Rage est également très court. Je l'ai fini en une dizaine d'heures en prenant mon temps (c'est-à-dire en cherchant dans tous les recoins, et en faisant une grosse partie des mini-jeux ; lesquels sont d'ailleurs sans grand intérêt, mais au moins, je n'ai pas eu à jouer à Sokoban pour crocheter un verrou). Le level design est assez moyen et rallonge artificiellement la durée des niveaux (bonjour, je peux pas grimper sur un fauteuil pour passer au-dessus d'un muret d'un mètre cinquante[1]) et les collisions en extérieur sont aussi rigides que dans un jeu Bioware, anéantissant ainsi le faible sentiment de liberté que nous nourrissions encore.

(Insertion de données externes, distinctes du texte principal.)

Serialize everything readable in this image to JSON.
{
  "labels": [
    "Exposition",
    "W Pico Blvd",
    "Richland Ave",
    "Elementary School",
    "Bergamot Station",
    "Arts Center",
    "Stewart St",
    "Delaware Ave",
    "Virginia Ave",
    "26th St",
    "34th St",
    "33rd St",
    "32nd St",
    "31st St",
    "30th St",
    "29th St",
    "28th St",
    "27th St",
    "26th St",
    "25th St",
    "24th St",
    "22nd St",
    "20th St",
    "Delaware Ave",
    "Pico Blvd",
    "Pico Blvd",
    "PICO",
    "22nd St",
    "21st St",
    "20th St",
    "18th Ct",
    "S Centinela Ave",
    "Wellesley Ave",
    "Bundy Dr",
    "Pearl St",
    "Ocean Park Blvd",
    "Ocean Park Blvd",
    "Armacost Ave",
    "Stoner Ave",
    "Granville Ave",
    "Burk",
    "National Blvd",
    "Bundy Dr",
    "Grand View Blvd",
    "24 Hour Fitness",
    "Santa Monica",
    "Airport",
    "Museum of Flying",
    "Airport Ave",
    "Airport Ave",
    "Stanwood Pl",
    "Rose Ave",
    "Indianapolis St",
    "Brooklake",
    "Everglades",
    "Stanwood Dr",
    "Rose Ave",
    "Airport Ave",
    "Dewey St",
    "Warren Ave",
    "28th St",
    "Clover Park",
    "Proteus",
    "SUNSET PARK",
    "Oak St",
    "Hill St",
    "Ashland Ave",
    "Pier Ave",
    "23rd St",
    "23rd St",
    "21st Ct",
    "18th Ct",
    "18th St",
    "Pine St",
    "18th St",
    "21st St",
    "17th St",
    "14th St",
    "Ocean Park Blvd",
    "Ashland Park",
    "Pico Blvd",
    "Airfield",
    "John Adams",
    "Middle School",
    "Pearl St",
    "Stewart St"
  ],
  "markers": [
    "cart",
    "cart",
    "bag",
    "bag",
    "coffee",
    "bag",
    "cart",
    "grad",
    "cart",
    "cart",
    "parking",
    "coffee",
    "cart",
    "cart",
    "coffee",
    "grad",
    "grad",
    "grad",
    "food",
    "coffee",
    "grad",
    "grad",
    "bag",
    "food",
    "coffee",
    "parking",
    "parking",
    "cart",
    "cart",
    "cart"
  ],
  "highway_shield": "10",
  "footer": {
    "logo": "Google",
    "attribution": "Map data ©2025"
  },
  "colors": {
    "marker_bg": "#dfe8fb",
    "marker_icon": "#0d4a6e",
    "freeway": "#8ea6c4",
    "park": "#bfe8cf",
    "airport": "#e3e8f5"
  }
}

(D'ailleurs, de façon générale, tous les niveaux paraissent très statiques. Portal 2 m'avait fait la même impression. Je ne sais pas si c'est dû à l'habitude des jeux où on envoie valser le moindre truc en marchant, mais le fait de ne pas cogner le pied dans des cannettes ou de ne pas voir des déchets voler de temps à autre m'a manqué... surtout dans un univers aussi crade.)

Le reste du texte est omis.